Das erweiterte Rentnerprivileg nach dem VersAusglG
Mit dem Gesetz zur Strukturreform des Versorgungsausgleichs vom 03.04.2009 ist das sog. Rentner- und auch das Pensionärsprivileg abgeschafft worden. Diese ließen bei einem Versorgungsausgleich
nach Eintritt des Versorgungsfalls die Rente/ Pension des Aus- gleichsverpflichteten solange ungekürzt, bis auch der Berechtigte in Ruhestand ging. Für die Fälle, in denen nach
Wirksamwerden der VA-Entscheidung der Ausgleichsberechtigte noch keine Rente erhält, beim Verpflichteten jedoch der Versorgungsfall eintritt und dieser gleichzeitig noch gegenüber dem
Berechtigten zu Unterhaltsleistungen verpflichtet ist, enthält § 33 Abs.3 VersAusglG gegenüber § 5 VAHRG eine weitere Einschränkung. Nach der alten Rechtslage wurde für die Zeit bis zu der auch
der Berechtigte eine Rentenleistung bekommt, die gesamte (versorgungsausgleichsbedingte) Leistungskürzung des Verpflichteten ausgesetzt. In § 33 Abs.3 VersAusglG wird demgegenüber nunmehr die
Aussetzung dieser Kürzung lediglich auf die Höhe des Unterhalts begrenzt.
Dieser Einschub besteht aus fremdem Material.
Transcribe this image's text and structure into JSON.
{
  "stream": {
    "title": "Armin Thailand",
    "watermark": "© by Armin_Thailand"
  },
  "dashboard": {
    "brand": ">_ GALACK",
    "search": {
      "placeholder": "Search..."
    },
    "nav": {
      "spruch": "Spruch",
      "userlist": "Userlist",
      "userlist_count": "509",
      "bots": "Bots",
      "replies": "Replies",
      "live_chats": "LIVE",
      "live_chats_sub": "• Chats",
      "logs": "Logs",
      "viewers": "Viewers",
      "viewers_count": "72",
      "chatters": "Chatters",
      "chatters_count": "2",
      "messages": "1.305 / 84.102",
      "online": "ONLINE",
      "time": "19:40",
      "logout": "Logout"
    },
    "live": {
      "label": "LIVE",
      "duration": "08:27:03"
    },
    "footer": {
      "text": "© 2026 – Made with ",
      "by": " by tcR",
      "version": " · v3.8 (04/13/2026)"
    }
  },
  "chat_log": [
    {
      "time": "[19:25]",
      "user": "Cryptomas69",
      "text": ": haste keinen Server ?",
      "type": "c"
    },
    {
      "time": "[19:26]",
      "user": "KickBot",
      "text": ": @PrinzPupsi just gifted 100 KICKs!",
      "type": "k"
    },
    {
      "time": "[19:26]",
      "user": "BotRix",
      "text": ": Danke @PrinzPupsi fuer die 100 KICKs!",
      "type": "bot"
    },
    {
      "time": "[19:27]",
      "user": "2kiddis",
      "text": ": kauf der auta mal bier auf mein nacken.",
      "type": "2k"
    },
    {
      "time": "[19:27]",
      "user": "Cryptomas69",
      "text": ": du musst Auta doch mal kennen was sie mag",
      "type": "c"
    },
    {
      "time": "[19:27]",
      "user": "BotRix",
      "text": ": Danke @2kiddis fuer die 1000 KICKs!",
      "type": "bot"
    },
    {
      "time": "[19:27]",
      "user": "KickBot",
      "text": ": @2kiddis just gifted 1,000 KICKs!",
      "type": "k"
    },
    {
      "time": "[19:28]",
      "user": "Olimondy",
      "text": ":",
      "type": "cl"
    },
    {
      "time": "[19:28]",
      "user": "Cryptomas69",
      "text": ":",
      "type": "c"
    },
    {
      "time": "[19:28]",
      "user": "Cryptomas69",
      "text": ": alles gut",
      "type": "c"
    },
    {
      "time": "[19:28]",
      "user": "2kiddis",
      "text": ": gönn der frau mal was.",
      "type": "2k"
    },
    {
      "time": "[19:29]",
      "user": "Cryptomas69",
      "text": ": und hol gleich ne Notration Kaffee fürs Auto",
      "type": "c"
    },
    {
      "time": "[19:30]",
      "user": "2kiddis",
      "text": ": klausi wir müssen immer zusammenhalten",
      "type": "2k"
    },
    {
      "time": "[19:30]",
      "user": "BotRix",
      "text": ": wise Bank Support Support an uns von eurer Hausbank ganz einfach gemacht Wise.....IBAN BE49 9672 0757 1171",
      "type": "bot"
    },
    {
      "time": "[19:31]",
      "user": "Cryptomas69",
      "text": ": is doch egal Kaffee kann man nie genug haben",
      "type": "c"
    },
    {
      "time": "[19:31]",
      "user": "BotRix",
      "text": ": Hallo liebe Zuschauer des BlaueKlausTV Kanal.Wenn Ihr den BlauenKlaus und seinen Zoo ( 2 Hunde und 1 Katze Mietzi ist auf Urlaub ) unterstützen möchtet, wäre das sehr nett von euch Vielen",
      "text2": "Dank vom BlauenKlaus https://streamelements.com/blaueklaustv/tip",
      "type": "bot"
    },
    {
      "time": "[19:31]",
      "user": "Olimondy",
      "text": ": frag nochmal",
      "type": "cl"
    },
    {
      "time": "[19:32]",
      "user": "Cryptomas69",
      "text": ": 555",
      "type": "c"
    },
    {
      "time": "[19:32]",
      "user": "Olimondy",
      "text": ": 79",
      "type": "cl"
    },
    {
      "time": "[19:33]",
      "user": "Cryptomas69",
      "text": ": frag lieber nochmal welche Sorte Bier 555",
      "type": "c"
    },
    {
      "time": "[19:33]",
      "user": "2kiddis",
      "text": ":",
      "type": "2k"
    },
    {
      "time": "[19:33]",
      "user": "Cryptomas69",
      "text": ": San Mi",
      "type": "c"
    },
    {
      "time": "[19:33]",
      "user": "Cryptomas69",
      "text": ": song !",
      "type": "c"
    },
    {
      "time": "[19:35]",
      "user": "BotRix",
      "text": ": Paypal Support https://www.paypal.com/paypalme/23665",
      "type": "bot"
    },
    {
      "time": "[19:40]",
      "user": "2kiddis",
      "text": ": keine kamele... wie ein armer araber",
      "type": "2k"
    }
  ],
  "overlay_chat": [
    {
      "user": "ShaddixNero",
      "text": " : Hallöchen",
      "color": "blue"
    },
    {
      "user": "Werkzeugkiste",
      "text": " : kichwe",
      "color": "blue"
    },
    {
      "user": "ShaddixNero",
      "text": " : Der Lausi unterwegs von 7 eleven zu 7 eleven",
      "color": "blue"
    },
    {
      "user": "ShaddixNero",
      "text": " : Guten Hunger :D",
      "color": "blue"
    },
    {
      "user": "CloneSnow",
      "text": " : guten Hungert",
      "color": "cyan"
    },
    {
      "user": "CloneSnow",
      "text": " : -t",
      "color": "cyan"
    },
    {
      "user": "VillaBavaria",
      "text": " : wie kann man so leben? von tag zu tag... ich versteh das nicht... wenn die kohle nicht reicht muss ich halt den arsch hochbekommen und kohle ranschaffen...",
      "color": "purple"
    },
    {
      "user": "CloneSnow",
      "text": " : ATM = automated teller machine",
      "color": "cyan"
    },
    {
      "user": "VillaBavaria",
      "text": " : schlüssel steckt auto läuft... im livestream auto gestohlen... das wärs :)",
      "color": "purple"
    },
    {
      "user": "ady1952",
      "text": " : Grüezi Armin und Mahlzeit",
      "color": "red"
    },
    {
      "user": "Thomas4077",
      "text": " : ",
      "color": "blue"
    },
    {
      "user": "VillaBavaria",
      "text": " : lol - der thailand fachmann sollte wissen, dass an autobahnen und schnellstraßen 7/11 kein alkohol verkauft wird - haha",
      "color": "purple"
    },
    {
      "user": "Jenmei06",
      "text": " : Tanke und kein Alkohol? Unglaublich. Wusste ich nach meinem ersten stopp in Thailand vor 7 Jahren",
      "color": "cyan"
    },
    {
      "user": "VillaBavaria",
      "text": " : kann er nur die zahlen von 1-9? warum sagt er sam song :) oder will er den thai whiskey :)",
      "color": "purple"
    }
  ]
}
Das VersAusglG setzt mit beiden Maßnahmen das seit seinem Anbeginn vorgegebene gesetzgeberische Ziel für den VA, frühzeitig und endgültig eigenständige Versorgungsanrechte zu schaffen, mithin
strikter um als das alte Recht.
Die Ruheständlerprivilegierung stellte eine Durchbrechung des Grundsatzes der sofortigen und endgültigen Vollziehung des VA dar, deren Ursache schon während des Verfahrens vorlag. Folgerichtig
wurde dieses erheblich von den „prägenden Grundsätzen“ abweichende Privileg leicht als aufgebenswert, angesehen.
Der Anpassung wegen Unterhalts, die erst nach Rechtskraft des Scheidungsurteils virulent wird, konnte dagegen als verfassungsrechtlich anerkannte „Härteregelung“ ihr
Existenzrecht nicht gänzlich abgesprochen werden. So erscheint doch ihre restriktivere Aus- nahmeausgestaltung schon als strikteste Umsetzung des Prinzips der separaten
Versorgungsanrechte.
Insbesondere die Begrenzung der Aussetzung auf die Höhe des bei ungekürzter Versorgung gegebenen Unterhaltsanspruches wirft Fragen auf. Das Verfahren nach den §§ 34, 34 VersAusglG soll eine Regelung allein im Hinblick auf den möglichen Härtefall sein, der durch die Bestehende Unterhaltspflicht und gleichzeitiger Durchführung des Versorgungsausgleichs entsteht. Konsequenterweise können beide geschiedenen Eheleute den Antrag stellen.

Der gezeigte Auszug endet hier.